Every patient is different and requires a unique treatment plan.  There are no "protocols."
Co-morbidities (other diseases, syndromes) are addressed.  Antibiotics don’t fix everything. 
Insomnia is treated with a variety of agents, e.g.: doxepin, Restoril, Seroquel, etc – whatever it takes. I routinely order sleep studies.  Sleep disorders including sleep apnea are common accompaniments of Lyme. I am frequently surprised to meet patients with 10 years or more of chronic fatigue who have never had a sleep study. 
Fatigue can frequently be effectively treated with drugs such as Nuvigil and others. 
Depression and pain must be treated.  I put the two together because some of the therapies dovetail.  Patients may tolerate various antidepressants in a way I cannot predict.  Some patients are on SSRI, e.g. Lexapro. The patient may not tolerate Cymbalta which is effective for pain. A very low dose of amitriptyline, e.g. 10 mg 1-3 daily can confer to the SSRI the pain modulating properties of Cymbalta without amitriptyline side effects. Gabapentin is indispensable. Muscle relaxers like Zanaflex or Flexeril, when dosed properly can be very effective.  Ketamine, effective for pain and depression is the drug of the future, already in use. There are numerous other approaches. 

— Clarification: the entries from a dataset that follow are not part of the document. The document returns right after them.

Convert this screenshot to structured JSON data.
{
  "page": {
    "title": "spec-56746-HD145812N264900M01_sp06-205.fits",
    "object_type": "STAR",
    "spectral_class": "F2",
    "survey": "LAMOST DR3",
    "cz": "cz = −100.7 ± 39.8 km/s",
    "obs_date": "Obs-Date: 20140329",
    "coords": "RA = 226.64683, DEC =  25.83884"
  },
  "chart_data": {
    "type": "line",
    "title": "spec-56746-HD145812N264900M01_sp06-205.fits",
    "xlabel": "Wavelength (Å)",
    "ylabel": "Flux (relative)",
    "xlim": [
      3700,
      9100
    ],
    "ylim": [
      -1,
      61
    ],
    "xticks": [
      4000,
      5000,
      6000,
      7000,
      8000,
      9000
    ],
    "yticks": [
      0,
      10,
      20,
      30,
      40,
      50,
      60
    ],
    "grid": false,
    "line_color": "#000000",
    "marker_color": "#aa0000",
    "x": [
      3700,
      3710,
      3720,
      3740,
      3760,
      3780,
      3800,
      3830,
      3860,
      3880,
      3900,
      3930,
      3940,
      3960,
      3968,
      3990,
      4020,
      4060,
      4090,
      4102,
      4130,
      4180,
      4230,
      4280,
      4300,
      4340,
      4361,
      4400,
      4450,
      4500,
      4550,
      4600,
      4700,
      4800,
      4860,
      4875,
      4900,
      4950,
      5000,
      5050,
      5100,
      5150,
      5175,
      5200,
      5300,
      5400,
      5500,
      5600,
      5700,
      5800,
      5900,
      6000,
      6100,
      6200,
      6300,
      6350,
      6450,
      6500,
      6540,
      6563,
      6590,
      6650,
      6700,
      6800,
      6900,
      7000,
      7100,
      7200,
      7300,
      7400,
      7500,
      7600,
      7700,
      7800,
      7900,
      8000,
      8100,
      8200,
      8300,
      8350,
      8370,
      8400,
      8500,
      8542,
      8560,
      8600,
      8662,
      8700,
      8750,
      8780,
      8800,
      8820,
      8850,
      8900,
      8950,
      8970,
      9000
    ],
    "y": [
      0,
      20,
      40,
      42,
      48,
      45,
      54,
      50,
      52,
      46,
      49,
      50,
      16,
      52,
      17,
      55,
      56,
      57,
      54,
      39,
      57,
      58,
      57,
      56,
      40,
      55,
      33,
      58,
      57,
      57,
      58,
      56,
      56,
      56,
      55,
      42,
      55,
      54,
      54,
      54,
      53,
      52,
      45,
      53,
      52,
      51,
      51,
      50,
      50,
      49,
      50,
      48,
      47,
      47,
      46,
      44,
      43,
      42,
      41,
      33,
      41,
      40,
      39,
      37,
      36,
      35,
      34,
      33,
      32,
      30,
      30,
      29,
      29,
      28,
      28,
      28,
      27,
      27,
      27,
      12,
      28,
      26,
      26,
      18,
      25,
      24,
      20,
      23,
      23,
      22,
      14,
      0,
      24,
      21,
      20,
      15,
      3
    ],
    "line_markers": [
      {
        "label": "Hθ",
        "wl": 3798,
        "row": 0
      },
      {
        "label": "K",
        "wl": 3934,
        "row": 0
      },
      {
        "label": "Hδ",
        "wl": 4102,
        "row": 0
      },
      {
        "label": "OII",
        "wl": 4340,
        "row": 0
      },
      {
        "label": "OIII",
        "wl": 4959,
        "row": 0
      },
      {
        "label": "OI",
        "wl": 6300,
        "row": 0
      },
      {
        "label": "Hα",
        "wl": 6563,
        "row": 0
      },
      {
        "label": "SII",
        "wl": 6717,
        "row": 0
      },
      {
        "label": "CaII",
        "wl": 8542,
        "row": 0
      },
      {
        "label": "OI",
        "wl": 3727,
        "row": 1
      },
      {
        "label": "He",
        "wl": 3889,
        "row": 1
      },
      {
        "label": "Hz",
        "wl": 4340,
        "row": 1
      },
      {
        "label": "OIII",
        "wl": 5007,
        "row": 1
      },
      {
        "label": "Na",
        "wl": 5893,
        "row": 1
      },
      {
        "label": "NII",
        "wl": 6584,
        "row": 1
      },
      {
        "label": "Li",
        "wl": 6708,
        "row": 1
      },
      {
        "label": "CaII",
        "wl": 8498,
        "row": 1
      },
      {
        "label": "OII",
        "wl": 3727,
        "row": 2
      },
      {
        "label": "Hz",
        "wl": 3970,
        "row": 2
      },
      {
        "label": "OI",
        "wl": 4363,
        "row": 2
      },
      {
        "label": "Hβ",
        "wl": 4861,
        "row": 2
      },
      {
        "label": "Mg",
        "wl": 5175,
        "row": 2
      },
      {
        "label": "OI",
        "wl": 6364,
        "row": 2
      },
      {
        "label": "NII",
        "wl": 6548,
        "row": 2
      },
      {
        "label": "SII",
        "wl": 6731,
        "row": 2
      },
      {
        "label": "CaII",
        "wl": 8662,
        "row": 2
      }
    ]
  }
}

Brain fog, cognitive impairment can be treated in part with supplements and prescription drugs like Namenda. 
Inflammation can be treated with supplements like curcumin e.g Theracurmin and Wobenzym, etc.  Rarely short courses of steroids and/or other immune modulators like Plaquenil and biologics may be considered. 
Adjunctive therapies may be very helpful, e.g. hyperbaric oxygen therapy, saunas, and perhaps EMF therapy. 

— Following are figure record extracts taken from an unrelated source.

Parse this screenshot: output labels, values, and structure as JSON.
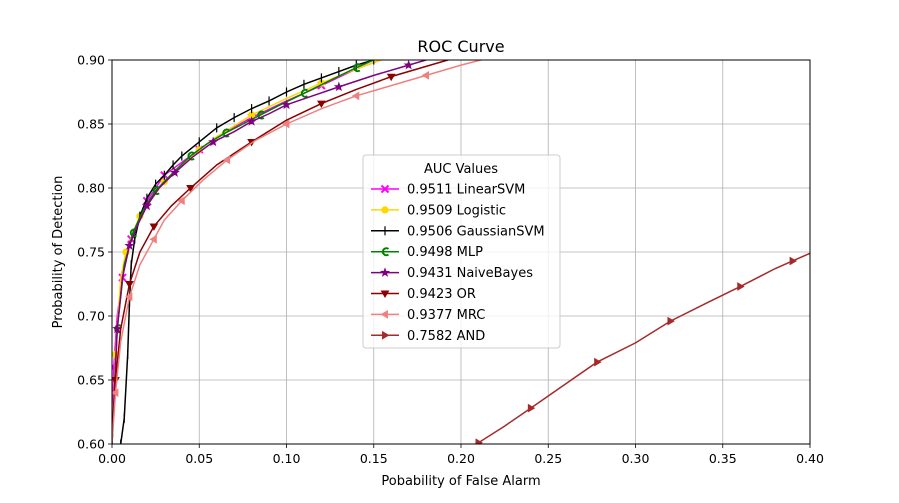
{
  "chart_data": {
    "type": "line",
    "title": "ROC Curve",
    "xlabel": "Pobability of False Alarm",
    "ylabel": "Probability of Detection",
    "xlim": [
      0.0,
      0.4
    ],
    "ylim": [
      0.6,
      0.9
    ],
    "x_ticks": [
      "0.00",
      "0.05",
      "0.10",
      "0.15",
      "0.20",
      "0.25",
      "0.30",
      "0.35",
      "0.40"
    ],
    "y_ticks": [
      "0.60",
      "0.65",
      "0.70",
      "0.75",
      "0.80",
      "0.85",
      "0.90"
    ],
    "grid": true,
    "legend": {
      "title": "AUC Values",
      "placement": "center"
    },
    "series": [
      {
        "name": "0.9511 LinearSVM",
        "color": "#ff00ff",
        "marker": "x",
        "x": [
          0.0,
          0.001,
          0.003,
          0.006,
          0.008,
          0.011,
          0.016,
          0.02,
          0.025,
          0.03,
          0.04,
          0.05,
          0.06,
          0.08,
          0.1,
          0.12,
          0.14,
          0.16
        ],
        "y": [
          0.6,
          0.66,
          0.7,
          0.73,
          0.75,
          0.76,
          0.775,
          0.79,
          0.8,
          0.81,
          0.82,
          0.83,
          0.84,
          0.855,
          0.868,
          0.88,
          0.893,
          0.903
        ]
      },
      {
        "name": "0.9509 Logistic",
        "color": "#ffd700",
        "marker": "o",
        "x": [
          0.0,
          0.002,
          0.005,
          0.008,
          0.012,
          0.016,
          0.022,
          0.03,
          0.04,
          0.05,
          0.06,
          0.08,
          0.1,
          0.12,
          0.14,
          0.16
        ],
        "y": [
          0.6,
          0.67,
          0.73,
          0.75,
          0.765,
          0.778,
          0.79,
          0.805,
          0.818,
          0.83,
          0.84,
          0.857,
          0.87,
          0.882,
          0.893,
          0.903
        ]
      },
      {
        "name": "0.9506 GaussianSVM",
        "color": "#000000",
        "marker": "vline",
        "x": [
          0.005,
          0.007,
          0.009,
          0.01,
          0.011,
          0.013,
          0.016,
          0.02,
          0.025,
          0.03,
          0.035,
          0.04,
          0.05,
          0.06,
          0.07,
          0.08,
          0.09,
          0.1,
          0.11,
          0.12,
          0.13,
          0.14,
          0.15
        ],
        "y": [
          0.6,
          0.62,
          0.67,
          0.71,
          0.74,
          0.76,
          0.778,
          0.792,
          0.803,
          0.81,
          0.818,
          0.825,
          0.836,
          0.847,
          0.855,
          0.862,
          0.868,
          0.875,
          0.881,
          0.886,
          0.891,
          0.896,
          0.9
        ]
      },
      {
        "name": "0.9498 MLP",
        "color": "#008000",
        "marker": "c",
        "x": [
          0.0,
          0.003,
          0.007,
          0.012,
          0.018,
          0.025,
          0.035,
          0.045,
          0.055,
          0.065,
          0.075,
          0.085,
          0.095,
          0.11,
          0.125,
          0.14,
          0.155
        ],
        "y": [
          0.6,
          0.69,
          0.74,
          0.765,
          0.783,
          0.798,
          0.812,
          0.825,
          0.835,
          0.843,
          0.85,
          0.857,
          0.864,
          0.874,
          0.884,
          0.894,
          0.903
        ]
      },
      {
        "name": "0.9431 NaiveBayes",
        "color": "#800080",
        "marker": "star",
        "x": [
          0.0,
          0.003,
          0.006,
          0.01,
          0.015,
          0.02,
          0.027,
          0.036,
          0.046,
          0.058,
          0.07,
          0.08,
          0.09,
          0.1,
          0.115,
          0.13,
          0.15,
          0.17,
          0.185
        ],
        "y": [
          0.6,
          0.69,
          0.73,
          0.755,
          0.772,
          0.786,
          0.8,
          0.812,
          0.824,
          0.836,
          0.844,
          0.852,
          0.858,
          0.865,
          0.872,
          0.879,
          0.888,
          0.896,
          0.902
        ]
      },
      {
        "name": "0.9423 OR",
        "color": "#8b0000",
        "marker": "tri_down",
        "x": [
          0.0,
          0.002,
          0.005,
          0.01,
          0.016,
          0.024,
          0.034,
          0.045,
          0.06,
          0.08,
          0.1,
          0.12,
          0.14,
          0.16,
          0.18,
          0.2
        ],
        "y": [
          0.6,
          0.65,
          0.69,
          0.725,
          0.75,
          0.77,
          0.786,
          0.8,
          0.818,
          0.836,
          0.853,
          0.866,
          0.877,
          0.887,
          0.895,
          0.903
        ]
      },
      {
        "name": "0.9377 MRC",
        "color": "#f08080",
        "marker": "tri_left",
        "x": [
          0.0,
          0.002,
          0.005,
          0.01,
          0.016,
          0.024,
          0.03,
          0.04,
          0.052,
          0.066,
          0.082,
          0.1,
          0.12,
          0.14,
          0.16,
          0.18,
          0.2,
          0.22
        ],
        "y": [
          0.6,
          0.64,
          0.68,
          0.715,
          0.74,
          0.76,
          0.775,
          0.79,
          0.806,
          0.822,
          0.837,
          0.85,
          0.862,
          0.872,
          0.88,
          0.888,
          0.896,
          0.903
        ]
      },
      {
        "name": "0.7582 AND",
        "color": "#a52a2a",
        "marker": "tri_right",
        "x": [
          0.2,
          0.21,
          0.225,
          0.24,
          0.26,
          0.278,
          0.3,
          0.32,
          0.342,
          0.36,
          0.38,
          0.39,
          0.4
        ],
        "y": [
          0.595,
          0.601,
          0.614,
          0.628,
          0.647,
          0.664,
          0.679,
          0.696,
          0.711,
          0.723,
          0.737,
          0.743,
          0.749
        ]
      }
    ]
  }
}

Ultimately, graded exercise is important. 
Treatment must be paced.  Herxheimer reactions must be heeded.   
We must exclude: immune deficiency disorders, e.g. low IgG and subclasses (IVIG may be very helpful); mast cell disorders; nutritional disorders; autoimmune disorders, e.g. thyroid disease and pernicious anemia and many other medical disorders.  A problem list is created for each symptom.  A differential diagnosis list is attached to each symptom to be revisited if needed.

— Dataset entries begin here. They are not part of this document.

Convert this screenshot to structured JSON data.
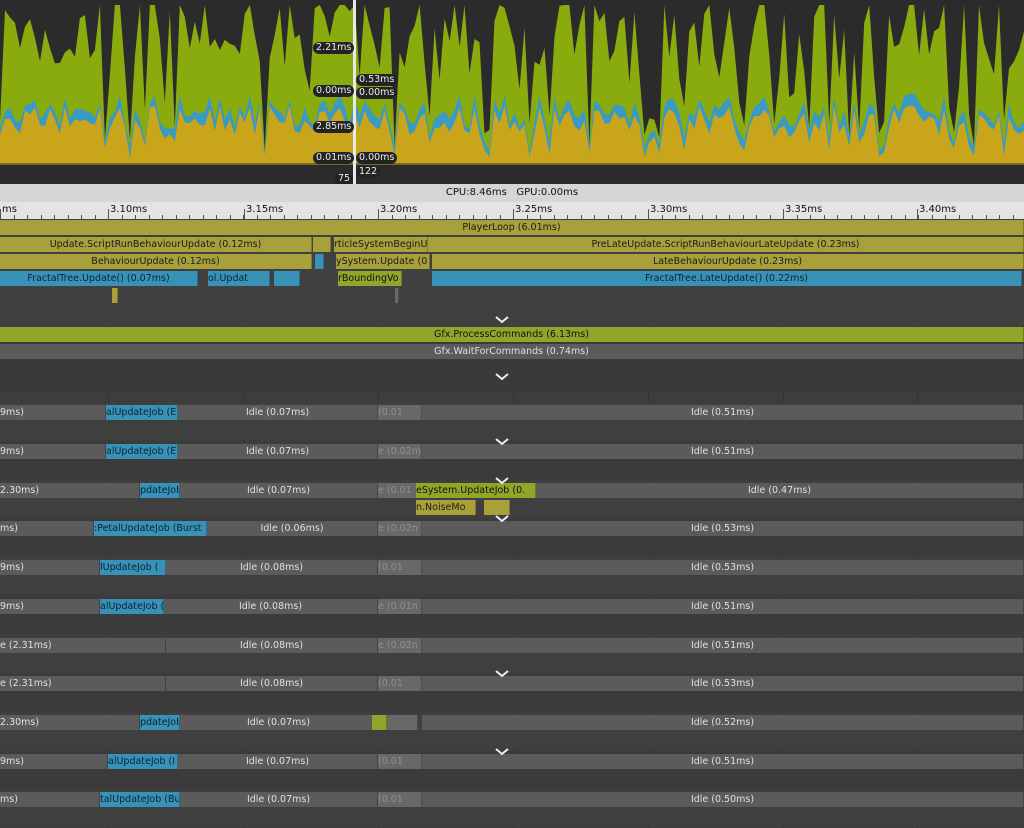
{
  "chart_data": {
    "type": "area",
    "title": "",
    "series": [
      {
        "color": "#c8a51a"
      },
      {
        "color": "#3a9ac2"
      },
      {
        "color": "#8aab0d"
      }
    ],
    "grid": false
  },
  "overlay_labels": {
    "l1": "2.21ms",
    "l2": "0.00ms",
    "l3": "2.85ms",
    "l4": "0.01ms",
    "r1": "0.53ms",
    "r2": "0.00ms",
    "r3": "0.00ms",
    "r4": "122",
    "frame": "75"
  },
  "status": {
    "cpu": "CPU:8.46ms",
    "gpu": "GPU:0.00ms"
  },
  "ruler": {
    "labels": [
      "ms",
      "3.10ms",
      "3.15ms",
      "3.20ms",
      "3.25ms",
      "3.30ms",
      "3.35ms",
      "3.40ms"
    ]
  },
  "main_thread": {
    "playerloop": "PlayerLoop (6.01ms)",
    "update_script": "Update.ScriptRunBehaviourUpdate (0.12ms)",
    "particle_begin": "rticleSystemBeginU",
    "prelate": "PreLateUpdate.ScriptRunBehaviourLateUpdate (0.23ms)",
    "behaviour_update": "BehaviourUpdate (0.12ms)",
    "psys_update": "ySystem.Update (0",
    "late_behaviour": "LateBehaviourUpdate (0.23ms)",
    "fractal_update": "FractalTree.Update() (0.07ms)",
    "ol_updat": "ol.Updat",
    "bounding": "rBoundingVo",
    "fractal_late": "FractalTree.LateUpdate() (0.22ms)"
  },
  "render_thread": {
    "gfx_process": "Gfx.ProcessCommands (6.13ms)",
    "gfx_wait": "Gfx.WaitForCommands (0.74ms)"
  },
  "workers": [
    {
      "a": "9ms)",
      "job": "alUpdateJob (E",
      "idle1": "Idle (0.07ms)",
      "mid": "(0.01",
      "idle2": "Idle (0.51ms)"
    },
    {
      "a": "9ms)",
      "job": "alUpdateJob (E",
      "idle1": "Idle (0.07ms)",
      "mid": "e (0.02m",
      "idle2": "Idle (0.51ms)"
    },
    {
      "a": "2.30ms)",
      "job": "pdateJob",
      "idle1": "Idle (0.07ms)",
      "mid": "e (0.01",
      "extra": "eSystem.UpdateJob (0.",
      "extra2": "n.NoiseMo",
      "idle2": "Idle (0.47ms)"
    },
    {
      "a": "ms)",
      "job": ":PetalUpdateJob (Burst",
      "idle1": "Idle (0.06ms)",
      "mid": "e (0.02n",
      "idle2": "Idle (0.53ms)"
    },
    {
      "a": "9ms)",
      "job": "lUpdateJob (",
      "idle1": "Idle (0.08ms)",
      "mid": "(0.01",
      "idle2": "Idle (0.53ms)"
    },
    {
      "a": "9ms)",
      "job": "alUpdateJob (",
      "idle1": "Idle (0.08ms)",
      "mid": "e (0.01n",
      "idle2": "Idle (0.51ms)"
    },
    {
      "a": "e (2.31ms)",
      "job": "",
      "idle1": "Idle (0.08ms)",
      "mid": "e (0.02n",
      "idle2": "Idle (0.51ms)"
    },
    {
      "a": "e (2.31ms)",
      "job": "",
      "idle1": "Idle (0.08ms)",
      "mid": "(0.01",
      "idle2": "Idle (0.53ms)"
    },
    {
      "a": "2.30ms)",
      "job": "pdateJob",
      "idle1": "Idle (0.07ms)",
      "mid": "",
      "idle2": "Idle (0.52ms)"
    },
    {
      "a": "9ms)",
      "job": "alUpdateJob (I",
      "idle1": "Idle (0.07ms)",
      "mid": "(0.01",
      "idle2": "Idle (0.51ms)"
    },
    {
      "a": "ms)",
      "job": "talUpdateJob (Bu",
      "idle1": "Idle (0.07ms)",
      "mid": "(0.01",
      "idle2": "Idle (0.50ms)"
    }
  ]
}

When a therapy doesn’t work as expected the treatment and/or diagnosis must be reconsidered. 
To summarize:  Aggressive, frequently 3 agent therapy required. Treat other syndromes which may be present. Treat symptoms. Increase function and quality of life.  Address the most likely causes of illness. 

I do things differently from some of my colleagues.  I incorporate many mainstream medical therapies, practices (baby and bathwater).  This treatment approach has been very effective.

The approach is science based, allopathic but translational, incorporating new ideas, theories and clinical therapies. I try to keep things focused and simple (it is obviously quite complicated). 
The above represents opinions of the author, presented for educational purposes only and not intended for any clinical purposes, including the diagnosis or treatment of any patient.